I agree busy CPU is the one with high load, but many small threads may
not make CPU fully busy, right ? Should we just stick to the load
parameter alone here ?

IMO, the busy state of a CPU isn't only the load but also how many
threads are waiting for running on it. This formula tries to take into
account both inputs. If you have dozen of small tasks on a CPU, the
latency can be large even if the tasks are small.

Sure.
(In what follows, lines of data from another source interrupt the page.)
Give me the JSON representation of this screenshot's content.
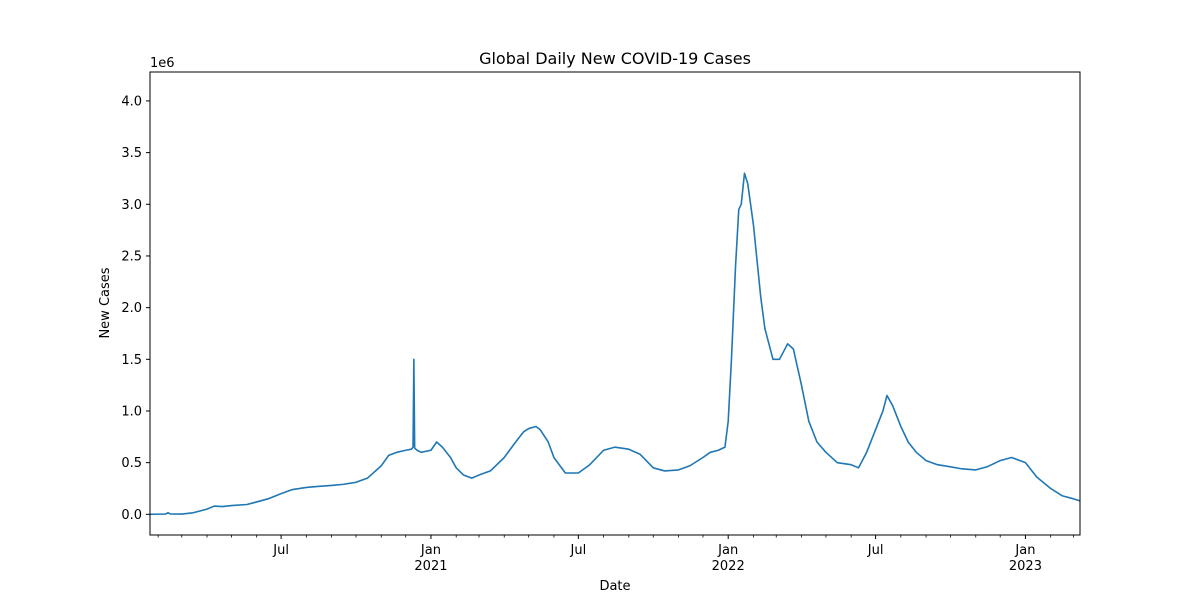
{
  "chart_data": {
    "type": "line",
    "title": "Global Daily New COVID-19 Cases",
    "xlabel": "Date",
    "ylabel": "New Cases",
    "y_offset_label": "1e6",
    "ylim": [
      -200000,
      4280000
    ],
    "xlim": [
      "2020-01-22",
      "2023-03-09"
    ],
    "grid": false,
    "line_color": "#1f77b4",
    "y_ticks": [
      {
        "value": 0,
        "label": "0.0"
      },
      {
        "value": 500000,
        "label": "0.5"
      },
      {
        "value": 1000000,
        "label": "1.0"
      },
      {
        "value": 1500000,
        "label": "1.5"
      },
      {
        "value": 2000000,
        "label": "2.0"
      },
      {
        "value": 2500000,
        "label": "2.5"
      },
      {
        "value": 3000000,
        "label": "3.0"
      },
      {
        "value": 3500000,
        "label": "3.5"
      },
      {
        "value": 4000000,
        "label": "4.0"
      }
    ],
    "x_major_ticks": [
      {
        "date": "2020-07-01",
        "label": "Jul",
        "year": ""
      },
      {
        "date": "2021-01-01",
        "label": "Jan",
        "year": "2021"
      },
      {
        "date": "2021-07-01",
        "label": "Jul",
        "year": ""
      },
      {
        "date": "2022-01-01",
        "label": "Jan",
        "year": "2022"
      },
      {
        "date": "2022-07-01",
        "label": "Jul",
        "year": ""
      },
      {
        "date": "2023-01-01",
        "label": "Jan",
        "year": "2023"
      }
    ],
    "x_minor_ticks": [
      "2020-02-01",
      "2020-03-01",
      "2020-04-01",
      "2020-05-01",
      "2020-06-01",
      "2020-08-01",
      "2020-09-01",
      "2020-10-01",
      "2020-11-01",
      "2020-12-01",
      "2021-02-01",
      "2021-03-01",
      "2021-04-01",
      "2021-05-01",
      "2021-06-01",
      "2021-08-01",
      "2021-09-01",
      "2021-10-01",
      "2021-11-01",
      "2021-12-01",
      "2022-02-01",
      "2022-03-01",
      "2022-04-01",
      "2022-05-01",
      "2022-06-01",
      "2022-08-01",
      "2022-09-01",
      "2022-10-01",
      "2022-11-01",
      "2022-12-01",
      "2023-02-01",
      "2023-03-01"
    ],
    "series": [
      {
        "x": [
          "2020-01-22",
          "2020-02-01",
          "2020-02-10",
          "2020-02-13",
          "2020-02-16",
          "2020-03-01",
          "2020-03-15",
          "2020-04-01",
          "2020-04-10",
          "2020-04-20",
          "2020-05-01",
          "2020-05-20",
          "2020-06-01",
          "2020-06-15",
          "2020-07-01",
          "2020-07-15",
          "2020-08-01",
          "2020-08-15",
          "2020-09-01",
          "2020-09-15",
          "2020-10-01",
          "2020-10-15",
          "2020-11-01",
          "2020-11-10",
          "2020-11-20",
          "2020-12-01",
          "2020-12-08",
          "2020-12-10",
          "2020-12-11",
          "2020-12-12",
          "2020-12-15",
          "2020-12-20",
          "2021-01-01",
          "2021-01-08",
          "2021-01-15",
          "2021-01-25",
          "2021-02-01",
          "2021-02-10",
          "2021-02-20",
          "2021-03-01",
          "2021-03-15",
          "2021-04-01",
          "2021-04-15",
          "2021-04-25",
          "2021-05-01",
          "2021-05-10",
          "2021-05-15",
          "2021-05-25",
          "2021-06-01",
          "2021-06-15",
          "2021-07-01",
          "2021-07-15",
          "2021-08-01",
          "2021-08-15",
          "2021-09-01",
          "2021-09-15",
          "2021-10-01",
          "2021-10-15",
          "2021-11-01",
          "2021-11-15",
          "2021-12-01",
          "2021-12-10",
          "2021-12-20",
          "2021-12-28",
          "2022-01-01",
          "2022-01-05",
          "2022-01-10",
          "2022-01-14",
          "2022-01-17",
          "2022-01-21",
          "2022-01-25",
          "2022-02-01",
          "2022-02-10",
          "2022-02-15",
          "2022-02-25",
          "2022-03-05",
          "2022-03-15",
          "2022-03-22",
          "2022-04-01",
          "2022-04-10",
          "2022-04-20",
          "2022-05-01",
          "2022-05-15",
          "2022-06-01",
          "2022-06-10",
          "2022-06-20",
          "2022-07-01",
          "2022-07-10",
          "2022-07-15",
          "2022-07-22",
          "2022-08-01",
          "2022-08-10",
          "2022-08-20",
          "2022-09-01",
          "2022-09-15",
          "2022-10-01",
          "2022-10-15",
          "2022-11-01",
          "2022-11-15",
          "2022-12-01",
          "2022-12-15",
          "2023-01-01",
          "2023-01-15",
          "2023-02-01",
          "2023-02-15",
          "2023-03-01",
          "2023-03-09"
        ],
        "y": [
          600,
          2000,
          3000,
          15000,
          4000,
          3000,
          15000,
          50000,
          80000,
          75000,
          85000,
          95000,
          120000,
          150000,
          200000,
          240000,
          260000,
          270000,
          280000,
          290000,
          310000,
          350000,
          470000,
          570000,
          600000,
          620000,
          630000,
          650000,
          1500000,
          640000,
          620000,
          600000,
          620000,
          700000,
          650000,
          550000,
          450000,
          380000,
          350000,
          380000,
          420000,
          550000,
          700000,
          800000,
          830000,
          850000,
          820000,
          700000,
          550000,
          400000,
          400000,
          480000,
          620000,
          650000,
          630000,
          580000,
          450000,
          420000,
          430000,
          470000,
          550000,
          600000,
          620000,
          650000,
          900000,
          1500000,
          2400000,
          2950000,
          3000000,
          3300000,
          3200000,
          2800000,
          2100000,
          1800000,
          1500000,
          1500000,
          1650000,
          1600000,
          1250000,
          900000,
          700000,
          600000,
          500000,
          480000,
          450000,
          600000,
          820000,
          1000000,
          1150000,
          1050000,
          850000,
          700000,
          600000,
          520000,
          480000,
          460000,
          440000,
          430000,
          460000,
          520000,
          550000,
          500000,
          360000,
          250000,
          180000,
          150000,
          130000
        ]
      }
    ]
  }
}
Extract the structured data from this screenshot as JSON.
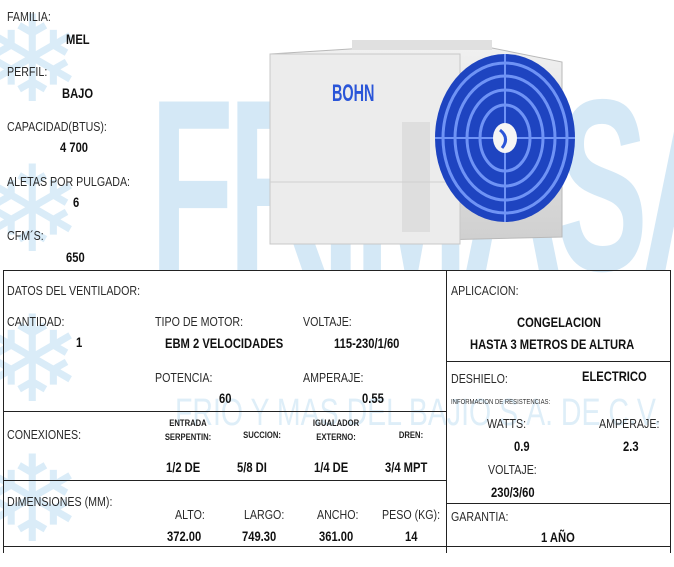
{
  "watermark": {
    "brand": "FRIMASA",
    "company": "FRIO Y MAS DEL BAJIO S.A. DE C.V."
  },
  "product": {
    "logo": "BOHN"
  },
  "specs": {
    "familia": {
      "label": "FAMILIA:",
      "value": "MEL"
    },
    "perfil": {
      "label": "PERFIL:",
      "value": "BAJO"
    },
    "capacidad": {
      "label": "CAPACIDAD(BTUS):",
      "value": "4 700"
    },
    "aletas": {
      "label": "ALETAS POR PULGADA:",
      "value": "6"
    },
    "cfm": {
      "label": "CFM´S:",
      "value": "650"
    }
  },
  "ventilador": {
    "title": "DATOS DEL VENTILADOR:",
    "cantidad_label": "CANTIDAD:",
    "cantidad": "1",
    "motor_label": "TIPO DE MOTOR:",
    "motor": "EBM 2 VELOCIDADES",
    "voltaje_label": "VOLTAJE:",
    "voltaje": "115-230/1/60",
    "potencia_label": "POTENCIA:",
    "potencia": "60",
    "amperaje_label": "AMPERAJE:",
    "amperaje": "0.55"
  },
  "aplicacion": {
    "label": "APLICACION:",
    "line1": "CONGELACION",
    "line2": "HASTA 3 METROS DE  ALTURA"
  },
  "deshielo": {
    "label": "DESHIELO:",
    "value": "ELECTRICO",
    "info": "INFORMACION DE RESISTENCIAS:",
    "watts_label": "WATTS:",
    "watts": "0.9",
    "amperaje_label": "AMPERAJE:",
    "amperaje": "2.3",
    "voltaje_label": "VOLTAJE:",
    "voltaje": "230/3/60"
  },
  "conexiones": {
    "label": "CONEXIONES:",
    "entrada_label_1": "ENTRADA",
    "entrada_label_2": "SERPENTIN:",
    "entrada": "1/2 DE",
    "succion_label": "SUCCION:",
    "succion": "5/8 DI",
    "igualador_label_1": "IGUALADOR",
    "igualador_label_2": "EXTERNO:",
    "igualador": "1/4 DE",
    "dren_label": "DREN:",
    "dren": "3/4 MPT"
  },
  "dimensiones": {
    "label": "DIMENSIONES (MM):",
    "alto_label": "ALTO:",
    "alto": "372.00",
    "largo_label": "LARGO:",
    "largo": "749.30",
    "ancho_label": "ANCHO:",
    "ancho": "361.00",
    "peso_label": "PESO (KG):",
    "peso": "14"
  },
  "garantia": {
    "label": "GARANTIA:",
    "value": "1 AÑO"
  },
  "colors": {
    "fan_blue": "#2a55d8",
    "watermark": "#a0cdeb",
    "border": "#222222"
  }
}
Your point is to avoid throttling and probably use race for
idle.



+}
+
+static inline bool is_light_task(struct task_struct *p)
+{
+ /* A light task runs less than 25% in average */
+ return ((p->se.avg.usage_avg_sum << 2) <
p->se.avg.runnable_avg_period);
+}

Since the whole packing logic relies on the light threads only, the
overall effectiveness is not significant. Infact with multiple tries on
Dual core system, I didn't see any major improvement in power. I think
we need to be more aggressive here. From the cover letter, I noticed
that, you were concerned about any performance drop due to packing and
may be that is the reason you chose the conservative threshold. But the
fact is, if we want to save meaningful power, there will be slight
performance drop which is expected.

I think that everybody agrees that packing small tasks will save power
whereas it seems to be not so obvious for heavy task. But I may have
set the threshold a bit too low

I agree on packing saves power part for sure.

Up to which load, you would like to pack on 1 core of your dual core system ?
Can you provide more details of your load ? Have you got a trace that
you can share ?

More than how much load to pack, I was more looking from the power
savings delta we can achieve by doing it. Some of the usecases like
osidle, mp3, gallary are already very low power and that might be
the reason I didn't notice major mA delta. Though the perf
traces did show some filtering even at 25 % load. i tried upto
50 % threshold to see the effectiveness and there was more
improvement and hence the suggestion about aggressiveness.

May be you can try some of these use-cases on your setup instead of
synthetic workload and see the results.